Back to the useful tools, he explains, “The Polyend Preset is my controller. There’s no audio coming out of it. With the modular stuff, it can change everything in an instant, so I use this to recall the presets I’ve already created. It also determines how much of the effect is actually being applied.”
“The Black Market Colour Palette is part of something I’m building out. So far, it’s a tape saturator, another saturator, and Class A transistor—it’s a color module. I write sound in it. It’s subtle. It’s more of my mixing thing. I run it through this at the end to beef up my sound. The Intellijel is another box I’m still building.”
“The Roland JP-8080 is probably my oldest piece of equipment. They discontinued it in the early 2000s. It’s my favorite to compose with. There’s also my Korg Electribe EMX-1. It’s an all-in-one groove box. It can do synths, drums… you can technically bring samples into it, but it was made before the SD era. It takes smart media cards (nobody uses them anymore. They don’t even hold a gigabyte). I really like the vintage feel. It’s easy to play with. There’s not a lot of menu-diving. A lot of my equipment is from the early 2000s. In the late ‘90s, early 2000s there was a leap in technology where people were creating synthesizers that were polyphonic but digital. The switch to digital chips made everything smaller, cheaper.”
“My most unusual module is called a Modbap. People who make similar music to me created a module based off the SP-404. It does delay, tape stop, beat repeat, and it’s fun because it’s got arcade buttons. It comes from a specific genre of modular hip-hop, where people make hip-hop beats with modular gear.”

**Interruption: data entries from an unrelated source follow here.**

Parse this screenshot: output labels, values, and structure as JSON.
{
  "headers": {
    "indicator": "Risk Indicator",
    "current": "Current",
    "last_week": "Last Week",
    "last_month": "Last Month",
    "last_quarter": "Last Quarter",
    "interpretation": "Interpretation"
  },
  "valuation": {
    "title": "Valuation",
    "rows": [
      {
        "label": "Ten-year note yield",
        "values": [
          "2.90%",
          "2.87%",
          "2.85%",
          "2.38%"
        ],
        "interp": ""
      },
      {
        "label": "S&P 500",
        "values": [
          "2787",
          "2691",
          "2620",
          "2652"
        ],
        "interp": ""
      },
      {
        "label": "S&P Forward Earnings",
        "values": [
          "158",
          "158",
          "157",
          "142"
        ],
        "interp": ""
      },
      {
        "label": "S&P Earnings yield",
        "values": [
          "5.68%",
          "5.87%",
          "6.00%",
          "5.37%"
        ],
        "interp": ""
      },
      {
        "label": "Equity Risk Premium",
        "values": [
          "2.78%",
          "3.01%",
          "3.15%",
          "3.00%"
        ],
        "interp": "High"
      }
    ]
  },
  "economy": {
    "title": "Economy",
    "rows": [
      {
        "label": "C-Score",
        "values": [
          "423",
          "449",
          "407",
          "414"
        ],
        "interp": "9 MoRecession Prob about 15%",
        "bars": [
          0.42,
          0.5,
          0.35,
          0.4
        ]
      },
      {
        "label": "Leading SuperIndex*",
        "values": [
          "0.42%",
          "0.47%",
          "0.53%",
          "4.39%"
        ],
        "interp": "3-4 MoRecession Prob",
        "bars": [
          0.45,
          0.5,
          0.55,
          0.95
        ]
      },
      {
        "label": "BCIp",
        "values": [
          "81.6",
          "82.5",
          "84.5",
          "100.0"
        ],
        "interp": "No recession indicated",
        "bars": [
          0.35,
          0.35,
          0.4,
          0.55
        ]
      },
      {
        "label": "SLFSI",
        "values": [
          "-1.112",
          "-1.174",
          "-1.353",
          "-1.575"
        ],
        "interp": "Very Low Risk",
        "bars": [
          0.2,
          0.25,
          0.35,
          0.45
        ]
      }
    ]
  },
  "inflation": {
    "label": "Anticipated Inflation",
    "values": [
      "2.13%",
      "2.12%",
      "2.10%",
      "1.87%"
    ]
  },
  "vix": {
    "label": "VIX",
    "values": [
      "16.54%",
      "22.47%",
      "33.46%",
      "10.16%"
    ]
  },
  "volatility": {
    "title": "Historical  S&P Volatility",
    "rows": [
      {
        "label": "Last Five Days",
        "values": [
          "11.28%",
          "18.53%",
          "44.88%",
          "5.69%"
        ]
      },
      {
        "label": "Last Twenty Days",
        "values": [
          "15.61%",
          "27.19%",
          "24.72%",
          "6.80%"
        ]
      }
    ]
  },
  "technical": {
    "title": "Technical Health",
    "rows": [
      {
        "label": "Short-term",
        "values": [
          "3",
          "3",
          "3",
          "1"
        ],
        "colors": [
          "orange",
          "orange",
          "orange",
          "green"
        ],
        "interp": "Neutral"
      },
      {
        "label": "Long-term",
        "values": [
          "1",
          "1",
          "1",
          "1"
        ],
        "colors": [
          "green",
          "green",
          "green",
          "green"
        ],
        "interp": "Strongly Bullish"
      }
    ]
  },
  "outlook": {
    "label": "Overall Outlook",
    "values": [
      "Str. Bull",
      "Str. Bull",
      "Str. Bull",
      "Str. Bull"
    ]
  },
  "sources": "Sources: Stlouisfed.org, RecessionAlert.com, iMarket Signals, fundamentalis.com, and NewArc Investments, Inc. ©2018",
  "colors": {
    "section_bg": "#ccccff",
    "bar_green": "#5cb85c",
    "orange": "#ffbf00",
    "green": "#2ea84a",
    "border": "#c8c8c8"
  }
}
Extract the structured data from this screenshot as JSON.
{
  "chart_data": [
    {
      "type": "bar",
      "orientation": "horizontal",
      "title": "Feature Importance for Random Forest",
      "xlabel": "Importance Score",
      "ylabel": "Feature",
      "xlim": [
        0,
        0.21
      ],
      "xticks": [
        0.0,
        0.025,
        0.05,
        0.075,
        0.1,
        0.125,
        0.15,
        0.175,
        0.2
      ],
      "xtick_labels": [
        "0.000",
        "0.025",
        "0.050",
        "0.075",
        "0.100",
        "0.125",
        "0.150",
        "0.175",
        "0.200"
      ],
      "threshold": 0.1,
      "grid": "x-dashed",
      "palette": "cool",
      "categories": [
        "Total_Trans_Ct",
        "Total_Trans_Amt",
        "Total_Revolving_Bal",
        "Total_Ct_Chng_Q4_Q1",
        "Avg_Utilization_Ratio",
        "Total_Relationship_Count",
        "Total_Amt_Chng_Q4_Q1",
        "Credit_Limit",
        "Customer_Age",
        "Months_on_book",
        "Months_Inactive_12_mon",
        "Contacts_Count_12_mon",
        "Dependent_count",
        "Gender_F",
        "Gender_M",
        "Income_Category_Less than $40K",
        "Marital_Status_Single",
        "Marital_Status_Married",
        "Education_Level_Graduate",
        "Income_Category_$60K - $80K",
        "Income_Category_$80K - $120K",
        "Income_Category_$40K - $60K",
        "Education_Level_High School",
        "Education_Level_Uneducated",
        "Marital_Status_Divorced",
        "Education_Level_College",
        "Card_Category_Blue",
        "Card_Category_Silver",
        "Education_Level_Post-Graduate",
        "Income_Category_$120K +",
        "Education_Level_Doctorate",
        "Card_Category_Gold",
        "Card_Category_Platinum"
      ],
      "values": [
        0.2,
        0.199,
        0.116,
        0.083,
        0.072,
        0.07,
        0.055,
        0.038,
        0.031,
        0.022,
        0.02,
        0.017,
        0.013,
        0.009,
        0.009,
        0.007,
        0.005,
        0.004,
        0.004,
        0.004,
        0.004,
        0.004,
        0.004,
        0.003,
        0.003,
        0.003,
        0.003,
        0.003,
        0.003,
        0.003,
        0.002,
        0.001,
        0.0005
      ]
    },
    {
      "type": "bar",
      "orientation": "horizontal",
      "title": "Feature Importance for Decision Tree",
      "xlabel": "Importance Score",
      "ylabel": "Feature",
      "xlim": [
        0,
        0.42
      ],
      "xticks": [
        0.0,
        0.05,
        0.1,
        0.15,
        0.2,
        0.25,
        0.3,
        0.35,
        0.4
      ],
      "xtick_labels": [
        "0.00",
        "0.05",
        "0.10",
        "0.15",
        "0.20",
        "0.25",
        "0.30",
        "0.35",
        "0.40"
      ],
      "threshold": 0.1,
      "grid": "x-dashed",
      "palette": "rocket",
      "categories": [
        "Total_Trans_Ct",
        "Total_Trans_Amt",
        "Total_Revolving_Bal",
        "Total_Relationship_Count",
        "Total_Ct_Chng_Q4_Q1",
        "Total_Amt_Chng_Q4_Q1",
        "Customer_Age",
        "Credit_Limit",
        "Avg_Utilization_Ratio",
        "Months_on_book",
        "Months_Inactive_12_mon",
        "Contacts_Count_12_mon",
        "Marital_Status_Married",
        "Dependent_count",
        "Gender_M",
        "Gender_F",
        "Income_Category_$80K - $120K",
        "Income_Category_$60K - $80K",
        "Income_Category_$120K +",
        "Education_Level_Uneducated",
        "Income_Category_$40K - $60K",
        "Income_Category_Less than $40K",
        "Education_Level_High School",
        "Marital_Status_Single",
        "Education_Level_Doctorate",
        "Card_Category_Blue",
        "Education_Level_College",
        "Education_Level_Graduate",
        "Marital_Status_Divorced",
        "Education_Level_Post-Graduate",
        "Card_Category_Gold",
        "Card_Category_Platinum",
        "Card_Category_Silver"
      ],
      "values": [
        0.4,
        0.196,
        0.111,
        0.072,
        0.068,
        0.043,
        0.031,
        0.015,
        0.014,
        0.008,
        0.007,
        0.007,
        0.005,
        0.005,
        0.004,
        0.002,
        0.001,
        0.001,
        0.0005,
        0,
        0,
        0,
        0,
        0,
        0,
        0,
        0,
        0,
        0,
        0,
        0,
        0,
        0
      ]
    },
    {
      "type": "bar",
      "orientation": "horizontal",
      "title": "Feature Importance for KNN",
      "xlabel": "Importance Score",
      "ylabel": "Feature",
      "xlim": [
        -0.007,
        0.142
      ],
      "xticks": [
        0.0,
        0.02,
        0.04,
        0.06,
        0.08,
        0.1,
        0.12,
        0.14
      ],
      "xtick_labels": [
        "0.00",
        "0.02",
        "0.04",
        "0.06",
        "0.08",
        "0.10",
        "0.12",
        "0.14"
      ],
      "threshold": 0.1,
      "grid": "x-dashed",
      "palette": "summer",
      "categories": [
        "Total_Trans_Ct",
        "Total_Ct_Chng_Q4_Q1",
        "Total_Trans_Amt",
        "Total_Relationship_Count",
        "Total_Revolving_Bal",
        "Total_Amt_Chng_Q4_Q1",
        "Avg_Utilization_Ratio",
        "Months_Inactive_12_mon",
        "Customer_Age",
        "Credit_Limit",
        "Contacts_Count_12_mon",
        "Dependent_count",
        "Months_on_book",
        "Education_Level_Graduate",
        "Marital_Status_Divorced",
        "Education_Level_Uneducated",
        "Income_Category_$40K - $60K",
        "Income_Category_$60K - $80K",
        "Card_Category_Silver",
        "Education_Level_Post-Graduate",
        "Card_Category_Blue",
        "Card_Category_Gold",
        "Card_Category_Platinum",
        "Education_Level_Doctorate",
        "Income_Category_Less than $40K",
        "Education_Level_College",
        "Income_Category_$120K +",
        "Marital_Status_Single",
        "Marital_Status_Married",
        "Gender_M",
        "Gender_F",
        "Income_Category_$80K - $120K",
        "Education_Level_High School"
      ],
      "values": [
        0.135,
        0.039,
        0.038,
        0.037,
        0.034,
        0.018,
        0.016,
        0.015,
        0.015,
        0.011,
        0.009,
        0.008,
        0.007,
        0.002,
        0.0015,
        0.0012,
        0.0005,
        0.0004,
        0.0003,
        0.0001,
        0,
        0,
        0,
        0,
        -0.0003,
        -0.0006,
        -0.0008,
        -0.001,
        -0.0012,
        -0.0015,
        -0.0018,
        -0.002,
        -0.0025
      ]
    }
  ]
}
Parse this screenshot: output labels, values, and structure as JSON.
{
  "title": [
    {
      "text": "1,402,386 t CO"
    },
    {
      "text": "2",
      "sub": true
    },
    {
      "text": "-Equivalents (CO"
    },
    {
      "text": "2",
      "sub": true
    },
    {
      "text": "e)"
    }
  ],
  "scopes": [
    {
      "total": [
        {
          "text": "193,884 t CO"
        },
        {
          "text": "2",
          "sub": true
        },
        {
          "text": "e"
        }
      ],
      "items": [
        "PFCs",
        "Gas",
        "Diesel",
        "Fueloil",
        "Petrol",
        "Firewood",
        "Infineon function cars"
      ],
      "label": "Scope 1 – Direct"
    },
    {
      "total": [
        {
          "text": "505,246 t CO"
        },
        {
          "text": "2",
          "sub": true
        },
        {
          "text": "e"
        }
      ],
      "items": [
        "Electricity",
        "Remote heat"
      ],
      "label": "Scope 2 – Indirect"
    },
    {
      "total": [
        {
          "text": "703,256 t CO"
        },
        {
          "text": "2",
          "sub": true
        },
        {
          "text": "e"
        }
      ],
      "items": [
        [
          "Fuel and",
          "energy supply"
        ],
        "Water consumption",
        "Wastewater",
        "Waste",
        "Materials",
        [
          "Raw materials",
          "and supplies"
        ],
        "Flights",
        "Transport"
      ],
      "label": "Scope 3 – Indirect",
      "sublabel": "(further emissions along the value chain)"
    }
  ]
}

When I ask Staib if that’s the genre he considers himself to be in, he replies, “Yeah, modbap-futuristic-techno. I’d also be fine with electronic hip-hop, abstract hip-hop, breakbeat hip-hop, rhythmic bass, house, techno, futuristic techno hip-hop…”
I forget to even ask about the vibey live videos he makes to accompany his music, but his skills are needed for a recording session next door, so we descend the treehouse stairs and part.